By Andrew Roth
LANSING – Michigan could restore laws requiring polluters to pay for cleanup of contaminated land and water amid a flurry of efforts by the Legislature’s new Democratic majority to roll back decades of Republican policies.
“I would very much expect that,” said Sen. Mallory McMorrow, D-Royal Oak, the majority whip.
McMorrow added that strengthening the laws would be “instrumental to us as we think about the future of this state and what is going to attract and retain people here.”
“We’re the Great Lakes state, and we have a huge responsibility to that asset in a way that no other state in the country does,” McMorrow said.
Michigan used to have some of the strongest “polluter pay” laws in the country, but those laws were significantly narrowed under former Gov. John Engler in 1995.
“Since 1995, the number of contaminated sites in Michigan has really exploded,” said Sean McBrearty, the legislative and policy director for Clean Water Action, an environmental advocacy group headquartered in East Lansing.
According to the Department of Environment, Great Lakes, and Energy, there are over 24,000 contaminated sites in Michigan, about half of which are “orphan sites” where no responsible party still exists – meaning taxpayers will be responsible for covering the cost of cleaning those sites.
“When we look at this economically, what we’re seeing here is another unaccountable giveaway to irresponsible corporations,” McBrearty said.
“What we need this Legislature to address is to bring back our polluter pay program to ensure that the responsible corporations, not taxpayers, are on the hook for cleaning up contaminated sites moving forward.”
Sen. Jeff Irwin, D-Ann Arbor, introduced a bill in 2021 to reinstate the requirement that polluters restore contaminated areas to standards for residential land use or drinking water. The bill stalled in the Republican-controlled Legislature.
But that proposal would have stopped short of fully restoring the previous law. It left out a provision that assigned “joint and several liability” to current and former owners of a contaminated site – meaning both the original polluter and anyone who acquired the mess would be responsible for cleaning it up.
“That is really the crux of the polluter pay law,” McBrearty said. “Democrats across the state, from Gov. Gretchen Whitmer on down, campaigned on making polluters pay to clean up their messes instead of having that fall on taxpayers.
“Now is the perfect opportunity for them to stand up for what they promised Michigan voters,” McBrearty said.
Irwin said the provision was viewed as a “non-starter” when Republicans held the majority, but could be possible with Democrats in charge.

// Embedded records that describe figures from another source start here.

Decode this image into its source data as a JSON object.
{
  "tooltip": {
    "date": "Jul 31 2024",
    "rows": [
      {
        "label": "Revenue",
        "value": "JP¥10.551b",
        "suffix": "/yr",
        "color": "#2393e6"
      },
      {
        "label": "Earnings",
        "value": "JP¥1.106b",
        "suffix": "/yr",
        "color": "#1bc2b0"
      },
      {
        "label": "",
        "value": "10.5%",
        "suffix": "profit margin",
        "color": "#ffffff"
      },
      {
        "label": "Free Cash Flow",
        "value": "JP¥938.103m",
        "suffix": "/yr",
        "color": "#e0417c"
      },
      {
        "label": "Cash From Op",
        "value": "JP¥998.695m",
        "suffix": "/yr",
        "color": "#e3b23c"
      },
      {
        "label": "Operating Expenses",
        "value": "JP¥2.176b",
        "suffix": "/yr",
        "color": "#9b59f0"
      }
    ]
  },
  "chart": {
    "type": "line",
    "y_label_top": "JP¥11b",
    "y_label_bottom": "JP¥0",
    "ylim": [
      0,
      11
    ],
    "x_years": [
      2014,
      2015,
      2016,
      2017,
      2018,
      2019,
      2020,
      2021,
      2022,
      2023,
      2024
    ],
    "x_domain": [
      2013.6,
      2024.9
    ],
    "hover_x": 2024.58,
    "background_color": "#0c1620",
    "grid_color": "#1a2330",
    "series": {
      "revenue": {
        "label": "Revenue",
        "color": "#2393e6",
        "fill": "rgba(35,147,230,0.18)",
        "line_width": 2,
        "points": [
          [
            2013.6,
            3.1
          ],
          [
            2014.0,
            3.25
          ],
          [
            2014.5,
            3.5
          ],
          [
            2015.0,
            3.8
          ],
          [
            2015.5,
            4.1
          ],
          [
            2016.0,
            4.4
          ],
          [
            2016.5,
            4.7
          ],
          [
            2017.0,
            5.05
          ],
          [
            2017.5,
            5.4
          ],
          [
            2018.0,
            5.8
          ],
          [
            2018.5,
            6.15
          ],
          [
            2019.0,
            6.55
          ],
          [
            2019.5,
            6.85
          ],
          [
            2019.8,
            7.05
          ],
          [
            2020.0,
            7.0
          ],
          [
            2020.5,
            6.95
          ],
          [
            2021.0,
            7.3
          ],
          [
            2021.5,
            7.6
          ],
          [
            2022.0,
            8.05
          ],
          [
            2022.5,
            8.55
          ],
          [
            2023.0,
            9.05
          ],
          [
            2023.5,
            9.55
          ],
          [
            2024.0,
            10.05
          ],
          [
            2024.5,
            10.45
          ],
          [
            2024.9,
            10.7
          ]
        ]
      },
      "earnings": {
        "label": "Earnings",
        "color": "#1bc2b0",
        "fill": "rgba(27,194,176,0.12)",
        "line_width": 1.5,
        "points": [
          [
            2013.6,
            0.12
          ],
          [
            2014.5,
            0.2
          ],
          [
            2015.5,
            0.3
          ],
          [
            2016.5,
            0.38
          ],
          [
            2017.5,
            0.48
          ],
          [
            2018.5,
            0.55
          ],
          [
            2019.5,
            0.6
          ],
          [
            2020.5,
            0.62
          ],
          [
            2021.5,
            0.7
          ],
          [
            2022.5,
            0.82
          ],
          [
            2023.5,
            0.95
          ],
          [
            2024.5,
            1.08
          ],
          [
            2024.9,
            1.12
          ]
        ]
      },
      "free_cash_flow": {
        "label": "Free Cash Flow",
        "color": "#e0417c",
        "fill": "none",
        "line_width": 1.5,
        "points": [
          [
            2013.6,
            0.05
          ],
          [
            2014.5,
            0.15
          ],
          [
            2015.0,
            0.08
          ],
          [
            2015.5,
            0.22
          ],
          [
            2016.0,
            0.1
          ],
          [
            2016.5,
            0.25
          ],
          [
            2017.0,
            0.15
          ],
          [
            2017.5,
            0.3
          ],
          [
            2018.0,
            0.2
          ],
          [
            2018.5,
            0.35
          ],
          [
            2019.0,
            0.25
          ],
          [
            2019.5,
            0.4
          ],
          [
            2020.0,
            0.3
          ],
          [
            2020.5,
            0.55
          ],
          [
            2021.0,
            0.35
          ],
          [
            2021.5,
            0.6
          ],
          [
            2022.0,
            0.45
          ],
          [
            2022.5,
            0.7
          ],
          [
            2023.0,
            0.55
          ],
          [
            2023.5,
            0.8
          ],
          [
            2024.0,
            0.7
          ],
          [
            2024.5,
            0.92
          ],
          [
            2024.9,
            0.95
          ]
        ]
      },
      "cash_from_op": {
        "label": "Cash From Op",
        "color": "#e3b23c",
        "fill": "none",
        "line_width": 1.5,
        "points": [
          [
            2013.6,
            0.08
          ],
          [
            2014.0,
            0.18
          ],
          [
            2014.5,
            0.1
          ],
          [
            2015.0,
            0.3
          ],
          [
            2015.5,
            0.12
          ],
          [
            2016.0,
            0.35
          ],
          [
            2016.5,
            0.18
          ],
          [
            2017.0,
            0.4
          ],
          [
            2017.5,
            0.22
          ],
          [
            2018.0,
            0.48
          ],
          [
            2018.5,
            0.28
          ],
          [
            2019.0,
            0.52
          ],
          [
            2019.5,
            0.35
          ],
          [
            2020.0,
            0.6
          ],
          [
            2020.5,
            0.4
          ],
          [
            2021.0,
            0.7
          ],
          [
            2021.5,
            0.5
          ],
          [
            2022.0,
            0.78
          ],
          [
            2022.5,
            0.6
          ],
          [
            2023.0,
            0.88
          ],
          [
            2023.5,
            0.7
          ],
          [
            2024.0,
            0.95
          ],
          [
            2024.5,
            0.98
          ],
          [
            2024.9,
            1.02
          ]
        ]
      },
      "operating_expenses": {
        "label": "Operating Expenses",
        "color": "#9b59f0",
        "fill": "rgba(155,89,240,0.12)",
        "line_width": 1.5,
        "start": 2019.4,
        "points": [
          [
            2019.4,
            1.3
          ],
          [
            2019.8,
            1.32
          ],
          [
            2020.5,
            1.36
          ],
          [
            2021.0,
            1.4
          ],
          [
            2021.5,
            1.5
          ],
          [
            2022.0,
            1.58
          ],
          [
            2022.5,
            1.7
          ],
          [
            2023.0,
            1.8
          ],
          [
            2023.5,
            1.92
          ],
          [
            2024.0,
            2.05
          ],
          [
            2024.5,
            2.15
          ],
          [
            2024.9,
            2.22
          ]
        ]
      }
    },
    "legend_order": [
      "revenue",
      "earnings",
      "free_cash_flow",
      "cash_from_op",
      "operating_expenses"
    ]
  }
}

“Obviously, I can dust off what we had introduced in the past and put that in right away,” Irwin said, but prefers to introduce a new version of the legislation “after a new conversation around what’s possible in this new environment.”
Irwin added that discussions about what to include in the bill are ongoing, including the fact that many contamianted sites pose a public health risk.
“My sincere hope is that now, those of us in the Legislature can sit down with stakeholders, the environmental community, industry and the governor’s office to hammer out some improvements,” Irwin said.
Currently, the process of forcing a polluter to pay for cleanup must go through the legal system, which can take years to play out.
McBrearty said, “The concern is that we have such a large backlog of over 24,000 contaminated sites, located in all 83 counties across the state. Imagine the amount of time it would take, and resources, for the state to sue every company individually.”
Attorney General Dana Nessel’s office said in a statement that while Nessel has not reviewed specific legislation, she has “long been a proponent for fairer polluter pay laws.”
“When corporations release dangerous chemicals into our air, water and soil, they should be responsible for any cleanup instead of leaving the bill to the taxpayers,” Nessel’s office said.